Lennon and McCartney combined as well?  Sure, Lerche seems to know when to holler for a hand from a George Martin or two, such as on most of the production and the gorgeous string arrangements.  But split personality is what Two Way Monologue is all about, so Lerche may just as well host a whole Steppenwolf-sized party of people inside his big, brilliant noggin. 

The title track begins suspiciously with earnestness croaked over a sloppily-strummed acoustic guitar.  Through the historically-disadvantaged veil of singer songwriter sucketry and a song whose first word is: “Mum”, the natural assumption that this will be a very bad way to spend time, that reflex towards the eject button—well, the feelings seem justified, especially with Lerche’s unfiltered emotional ballast.  Pop luminosity quickly dispels any doubts.  For, after a mere 54 seconds, the pace doubles, a tight and dynamic rhythm section leaps into the fray, and all the important parts are underscored masterfully with cymbal crashes, neo-futuristic keyboards, funk riffs, and even a skronking sax hook just for kicks.  Wonderfully synthesized, absolutely delightful...pure pop.

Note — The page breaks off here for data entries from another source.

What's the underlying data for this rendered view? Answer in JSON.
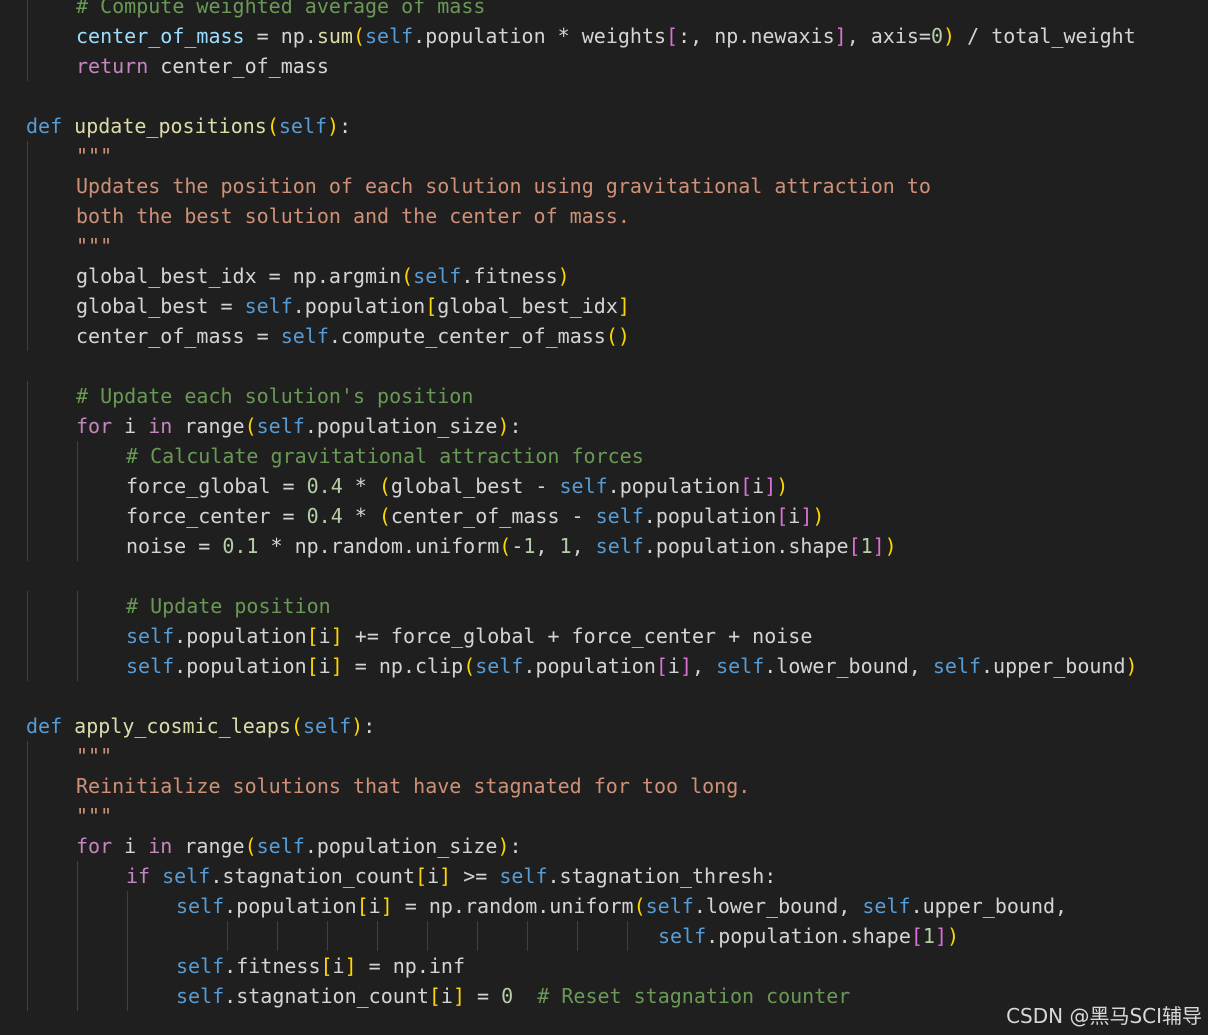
{
  "editor": {
    "lines": [
      {
        "indent": 1,
        "tokens": [
          {
            "t": "# Compute weighted average of mass",
            "c": "cmt"
          }
        ]
      },
      {
        "indent": 1,
        "tokens": [
          {
            "t": "center_of_mass",
            "c": "var"
          },
          {
            "t": " = np.",
            "c": "plain"
          },
          {
            "t": "sum",
            "c": "fn"
          },
          {
            "t": "(",
            "c": "br1"
          },
          {
            "t": "self",
            "c": "self"
          },
          {
            "t": ".population * weights",
            "c": "plain"
          },
          {
            "t": "[",
            "c": "br2"
          },
          {
            "t": ":, np.newaxis",
            "c": "plain"
          },
          {
            "t": "]",
            "c": "br2"
          },
          {
            "t": ", axis=",
            "c": "plain"
          },
          {
            "t": "0",
            "c": "num"
          },
          {
            "t": ")",
            "c": "br1"
          },
          {
            "t": " / total_weight",
            "c": "plain"
          }
        ]
      },
      {
        "indent": 1,
        "tokens": [
          {
            "t": "return",
            "c": "ctl"
          },
          {
            "t": " center_of_mass",
            "c": "plain"
          }
        ]
      },
      {
        "indent": 0,
        "tokens": []
      },
      {
        "indent": 0,
        "tokens": [
          {
            "t": "def",
            "c": "kw"
          },
          {
            "t": " ",
            "c": "plain"
          },
          {
            "t": "update_positions",
            "c": "fn"
          },
          {
            "t": "(",
            "c": "br1"
          },
          {
            "t": "self",
            "c": "self"
          },
          {
            "t": ")",
            "c": "br1"
          },
          {
            "t": ":",
            "c": "plain"
          }
        ]
      },
      {
        "indent": 1,
        "tokens": [
          {
            "t": "\"\"\"",
            "c": "str"
          }
        ]
      },
      {
        "indent": 1,
        "tokens": [
          {
            "t": "Updates the position of each solution using gravitational attraction to",
            "c": "str"
          }
        ]
      },
      {
        "indent": 1,
        "tokens": [
          {
            "t": "both the best solution and the center of mass.",
            "c": "str"
          }
        ]
      },
      {
        "indent": 1,
        "tokens": [
          {
            "t": "\"\"\"",
            "c": "str"
          }
        ]
      },
      {
        "indent": 1,
        "tokens": [
          {
            "t": "global_best_idx = np.argmin",
            "c": "plain"
          },
          {
            "t": "(",
            "c": "br1"
          },
          {
            "t": "self",
            "c": "self"
          },
          {
            "t": ".fitness",
            "c": "plain"
          },
          {
            "t": ")",
            "c": "br1"
          }
        ]
      },
      {
        "indent": 1,
        "tokens": [
          {
            "t": "global_best = ",
            "c": "plain"
          },
          {
            "t": "self",
            "c": "self"
          },
          {
            "t": ".population",
            "c": "plain"
          },
          {
            "t": "[",
            "c": "br1"
          },
          {
            "t": "global_best_idx",
            "c": "plain"
          },
          {
            "t": "]",
            "c": "br1"
          }
        ]
      },
      {
        "indent": 1,
        "tokens": [
          {
            "t": "center_of_mass = ",
            "c": "plain"
          },
          {
            "t": "self",
            "c": "self"
          },
          {
            "t": ".compute_center_of_mass",
            "c": "plain"
          },
          {
            "t": "()",
            "c": "br1"
          }
        ]
      },
      {
        "indent": 0,
        "tokens": []
      },
      {
        "indent": 1,
        "tokens": [
          {
            "t": "# Update each solution's position",
            "c": "cmt"
          }
        ]
      },
      {
        "indent": 1,
        "tokens": [
          {
            "t": "for",
            "c": "ctl"
          },
          {
            "t": " i ",
            "c": "plain"
          },
          {
            "t": "in",
            "c": "ctl"
          },
          {
            "t": " range",
            "c": "plain"
          },
          {
            "t": "(",
            "c": "br1"
          },
          {
            "t": "self",
            "c": "self"
          },
          {
            "t": ".population_size",
            "c": "plain"
          },
          {
            "t": ")",
            "c": "br1"
          },
          {
            "t": ":",
            "c": "plain"
          }
        ]
      },
      {
        "indent": 2,
        "tokens": [
          {
            "t": "# Calculate gravitational attraction forces",
            "c": "cmt"
          }
        ]
      },
      {
        "indent": 2,
        "tokens": [
          {
            "t": "force_global = ",
            "c": "plain"
          },
          {
            "t": "0.4",
            "c": "num"
          },
          {
            "t": " * ",
            "c": "plain"
          },
          {
            "t": "(",
            "c": "br1"
          },
          {
            "t": "global_best - ",
            "c": "plain"
          },
          {
            "t": "self",
            "c": "self"
          },
          {
            "t": ".population",
            "c": "plain"
          },
          {
            "t": "[",
            "c": "br2"
          },
          {
            "t": "i",
            "c": "plain"
          },
          {
            "t": "]",
            "c": "br2"
          },
          {
            "t": ")",
            "c": "br1"
          }
        ]
      },
      {
        "indent": 2,
        "tokens": [
          {
            "t": "force_center = ",
            "c": "plain"
          },
          {
            "t": "0.4",
            "c": "num"
          },
          {
            "t": " * ",
            "c": "plain"
          },
          {
            "t": "(",
            "c": "br1"
          },
          {
            "t": "center_of_mass - ",
            "c": "plain"
          },
          {
            "t": "self",
            "c": "self"
          },
          {
            "t": ".population",
            "c": "plain"
          },
          {
            "t": "[",
            "c": "br2"
          },
          {
            "t": "i",
            "c": "plain"
          },
          {
            "t": "]",
            "c": "br2"
          },
          {
            "t": ")",
            "c": "br1"
          }
        ]
      },
      {
        "indent": 2,
        "tokens": [
          {
            "t": "noise = ",
            "c": "plain"
          },
          {
            "t": "0.1",
            "c": "num"
          },
          {
            "t": " * np.random.uniform",
            "c": "plain"
          },
          {
            "t": "(",
            "c": "br1"
          },
          {
            "t": "-",
            "c": "plain"
          },
          {
            "t": "1",
            "c": "num"
          },
          {
            "t": ", ",
            "c": "plain"
          },
          {
            "t": "1",
            "c": "num"
          },
          {
            "t": ", ",
            "c": "plain"
          },
          {
            "t": "self",
            "c": "self"
          },
          {
            "t": ".population.shape",
            "c": "plain"
          },
          {
            "t": "[",
            "c": "br2"
          },
          {
            "t": "1",
            "c": "num"
          },
          {
            "t": "]",
            "c": "br2"
          },
          {
            "t": ")",
            "c": "br1"
          }
        ]
      },
      {
        "indent": 0,
        "tokens": []
      },
      {
        "indent": 2,
        "tokens": [
          {
            "t": "# Update position",
            "c": "cmt"
          }
        ]
      },
      {
        "indent": 2,
        "tokens": [
          {
            "t": "self",
            "c": "self"
          },
          {
            "t": ".population",
            "c": "plain"
          },
          {
            "t": "[",
            "c": "br1"
          },
          {
            "t": "i",
            "c": "plain"
          },
          {
            "t": "]",
            "c": "br1"
          },
          {
            "t": " += force_global + force_center + noise",
            "c": "plain"
          }
        ]
      },
      {
        "indent": 2,
        "tokens": [
          {
            "t": "self",
            "c": "self"
          },
          {
            "t": ".population",
            "c": "plain"
          },
          {
            "t": "[",
            "c": "br1"
          },
          {
            "t": "i",
            "c": "plain"
          },
          {
            "t": "]",
            "c": "br1"
          },
          {
            "t": " = np.clip",
            "c": "plain"
          },
          {
            "t": "(",
            "c": "br1"
          },
          {
            "t": "self",
            "c": "self"
          },
          {
            "t": ".population",
            "c": "plain"
          },
          {
            "t": "[",
            "c": "br2"
          },
          {
            "t": "i",
            "c": "plain"
          },
          {
            "t": "]",
            "c": "br2"
          },
          {
            "t": ", ",
            "c": "plain"
          },
          {
            "t": "self",
            "c": "self"
          },
          {
            "t": ".lower_bound, ",
            "c": "plain"
          },
          {
            "t": "self",
            "c": "self"
          },
          {
            "t": ".upper_bound",
            "c": "plain"
          },
          {
            "t": ")",
            "c": "br1"
          }
        ]
      },
      {
        "indent": 0,
        "tokens": []
      },
      {
        "indent": 0,
        "tokens": [
          {
            "t": "def",
            "c": "kw"
          },
          {
            "t": " ",
            "c": "plain"
          },
          {
            "t": "apply_cosmic_leaps",
            "c": "fn"
          },
          {
            "t": "(",
            "c": "br1"
          },
          {
            "t": "self",
            "c": "self"
          },
          {
            "t": ")",
            "c": "br1"
          },
          {
            "t": ":",
            "c": "plain"
          }
        ]
      },
      {
        "indent": 1,
        "tokens": [
          {
            "t": "\"\"\"",
            "c": "str"
          }
        ]
      },
      {
        "indent": 1,
        "tokens": [
          {
            "t": "Reinitialize solutions that have stagnated for too long.",
            "c": "str"
          }
        ]
      },
      {
        "indent": 1,
        "tokens": [
          {
            "t": "\"\"\"",
            "c": "str"
          }
        ]
      },
      {
        "indent": 1,
        "tokens": [
          {
            "t": "for",
            "c": "ctl"
          },
          {
            "t": " i ",
            "c": "plain"
          },
          {
            "t": "in",
            "c": "ctl"
          },
          {
            "t": " range",
            "c": "plain"
          },
          {
            "t": "(",
            "c": "br1"
          },
          {
            "t": "self",
            "c": "self"
          },
          {
            "t": ".population_size",
            "c": "plain"
          },
          {
            "t": ")",
            "c": "br1"
          },
          {
            "t": ":",
            "c": "plain"
          }
        ]
      },
      {
        "indent": 2,
        "tokens": [
          {
            "t": "if",
            "c": "ctl"
          },
          {
            "t": " ",
            "c": "plain"
          },
          {
            "t": "self",
            "c": "self"
          },
          {
            "t": ".stagnation_count",
            "c": "plain"
          },
          {
            "t": "[",
            "c": "br1"
          },
          {
            "t": "i",
            "c": "plain"
          },
          {
            "t": "]",
            "c": "br1"
          },
          {
            "t": " >= ",
            "c": "plain"
          },
          {
            "t": "self",
            "c": "self"
          },
          {
            "t": ".stagnation_thresh:",
            "c": "plain"
          }
        ]
      },
      {
        "indent": 3,
        "tokens": [
          {
            "t": "self",
            "c": "self"
          },
          {
            "t": ".population",
            "c": "plain"
          },
          {
            "t": "[",
            "c": "br1"
          },
          {
            "t": "i",
            "c": "plain"
          },
          {
            "t": "]",
            "c": "br1"
          },
          {
            "t": " = np.random.uniform",
            "c": "plain"
          },
          {
            "t": "(",
            "c": "br1"
          },
          {
            "t": "self",
            "c": "self"
          },
          {
            "t": ".lower_bound, ",
            "c": "plain"
          },
          {
            "t": "self",
            "c": "self"
          },
          {
            "t": ".upper_bound,",
            "c": "plain"
          }
        ]
      },
      {
        "indent": 3,
        "cont": true,
        "tokens": [
          {
            "t": "self",
            "c": "self"
          },
          {
            "t": ".population.shape",
            "c": "plain"
          },
          {
            "t": "[",
            "c": "br2"
          },
          {
            "t": "1",
            "c": "num"
          },
          {
            "t": "]",
            "c": "br2"
          },
          {
            "t": ")",
            "c": "br1"
          }
        ]
      },
      {
        "indent": 3,
        "tokens": [
          {
            "t": "self",
            "c": "self"
          },
          {
            "t": ".fitness",
            "c": "plain"
          },
          {
            "t": "[",
            "c": "br1"
          },
          {
            "t": "i",
            "c": "plain"
          },
          {
            "t": "]",
            "c": "br1"
          },
          {
            "t": " = np.inf",
            "c": "plain"
          }
        ]
      },
      {
        "indent": 3,
        "tokens": [
          {
            "t": "self",
            "c": "self"
          },
          {
            "t": ".stagnation_count",
            "c": "plain"
          },
          {
            "t": "[",
            "c": "br1"
          },
          {
            "t": "i",
            "c": "plain"
          },
          {
            "t": "]",
            "c": "br1"
          },
          {
            "t": " = ",
            "c": "plain"
          },
          {
            "t": "0",
            "c": "num"
          },
          {
            "t": "  ",
            "c": "plain"
          },
          {
            "t": "# Reset stagnation counter",
            "c": "cmt"
          }
        ]
      }
    ]
  },
  "watermark": "CSDN @黑马SCI辅导"
}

Perky horns, earthy organs, and layers of keyboards (space chimes and harpsichords imparting the band visual of robots in paisley bellbottoms) provide the kick-off for the chorus of “Counter Spark” which features some of the cutest “Ba-ba-ba baa-ba’s” this side of the Partridge Family.  A love song for cynical times, “I chose you from a million/You were the choice of billions/wishing they would try to be like you/But I’d rather fall in love with you”, the pretty mess ends in nihilistic defiance: “I’ll pass you by and fall in love with you”. 

Lend your ears and heart to Two Way Monologue all alone at first...but leave that bedroom door cracked so the earnestness of this “option-less, turkey-free, and blind” humanist with his seductive acoustic-cum-23rd-century support leaks out.  Anyone with any feelings of romance (as in: “in love with feeling”) will pick up on the raw emotion, go absolutely ape shit, and understand that having an open mind and love of music means granting everything a second examination, even that DIY (thanks to Croce and his ilk, now come to abbreviate dreadfully inane yarbling) singer-songwriter.

Lerche comes across effortless and phenomenally gifted and is charming as all git-out live. Look for him solo or backed by the excellent Faces Down.